13 Nov 2020 | Bail commercial

Covid 19 et loyers commerciaux : Pendant la période d’interdiction d’ouverture, le preneur exploitant une résidence de tourisme ne peut se soustraire au paiement des loyers en invoquant l’exception d’inexécution ou la force majeure.
 
C’est en ce sens qu’a statué la cour d’appel de Grenoble dans un arrêt rendu sur le fond en date du 5 novembre 2020.
 
En défense, le preneur invoquait l’exception d’inexécution, la force majeure mais également le fait du prince et la destruction partielle de la chose louée.
 
D’une part, concernant l’exception d’inexécution, la cour d’appel de Grenoble considère que « il ne peut qu’être constaté que le bail commercial n’a pas subordonné le paiement des loyers à une occupation particulière des locaux ni à aucun taux de remplissage.
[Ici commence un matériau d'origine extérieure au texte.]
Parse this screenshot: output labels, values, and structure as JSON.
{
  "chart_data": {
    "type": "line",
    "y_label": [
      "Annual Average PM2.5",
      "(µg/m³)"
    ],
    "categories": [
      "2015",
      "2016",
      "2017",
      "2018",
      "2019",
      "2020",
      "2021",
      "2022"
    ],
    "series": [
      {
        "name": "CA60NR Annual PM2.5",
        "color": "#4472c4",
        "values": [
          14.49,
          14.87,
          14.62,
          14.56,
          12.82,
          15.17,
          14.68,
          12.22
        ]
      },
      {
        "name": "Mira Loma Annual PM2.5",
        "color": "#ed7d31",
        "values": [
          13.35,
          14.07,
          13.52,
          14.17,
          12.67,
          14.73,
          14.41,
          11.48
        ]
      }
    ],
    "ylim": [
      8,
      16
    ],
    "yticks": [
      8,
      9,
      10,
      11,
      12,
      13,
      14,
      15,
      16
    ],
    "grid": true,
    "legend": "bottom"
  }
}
Il ne résulte d’aucun élément que l’appelant ait manqué à ses obligations contractuelles rendant impossible la location des lots et l’exercice par le preneur de son activité hôtelière ».
 
D’autre part, à propos de la force majeure, la cour considère que « concernant le moyen pris de la force majeure liée à l’épidémie de Covid 19, il n’est pas justifié par l’intimée de difficultés de trésorerie rendant impossible l’exécution de son obligation de payer les loyers. Cette épidémie n’a pas ainsi de conséquences irrésistibles.
 
En outre, si la résidence dans laquelle se trouvent les lots donnés à bail constitue bien une résidence de tourisme définie par l’article R321-1 du code du tourisme, ainsi que l’a rappelé le bail commercial dans son exposé, l’article 10 du décret du 11 mai 2020 modifié le 20 mai 2020, tout en interdisant l’accueil du public dans les résidences de tourisme, a prévu une dérogation concernant les personnes qui y élisent domicile, de sorte que toute activité n’a pas été interdite à l’intimée, laquelle ne produit aucun élément permettant de constater que l’activité qu’elle exerce ne correspond qu’à la location de locaux d’habitation proposés à une clientèle touristique qui n’y élit pas domicile, pour une occupation à la journée, à la semaine ou au mois, comme prévu à l’article R321-1 précité. Ce moyen ne peut qu’être rejeté« .
 
Ensuite, s’agissant du fait du prince, la cour d’appel de Grenoble relève que « cette théorie jurisprudentielle concerne les rapports entre une personne morale de droit public et son cocontractant, ce qui n’est pas le cas en l’espèce. Ce moyen est mal fondé et ne peut qu’être également rejeté ».
 
Enfin, la cour reste silencieuse sur la question de la destruction partielle de la chose louée.

Dans cette décision, la cour d’appel de Grenoble rejette donc les moyens tirés de l’exception d’exécution et de la force majeure et condamne le preneur à régler les loyers commerciaux afférents à la période d’interdiction d’ouverture liée à la pandémie de Covid 19.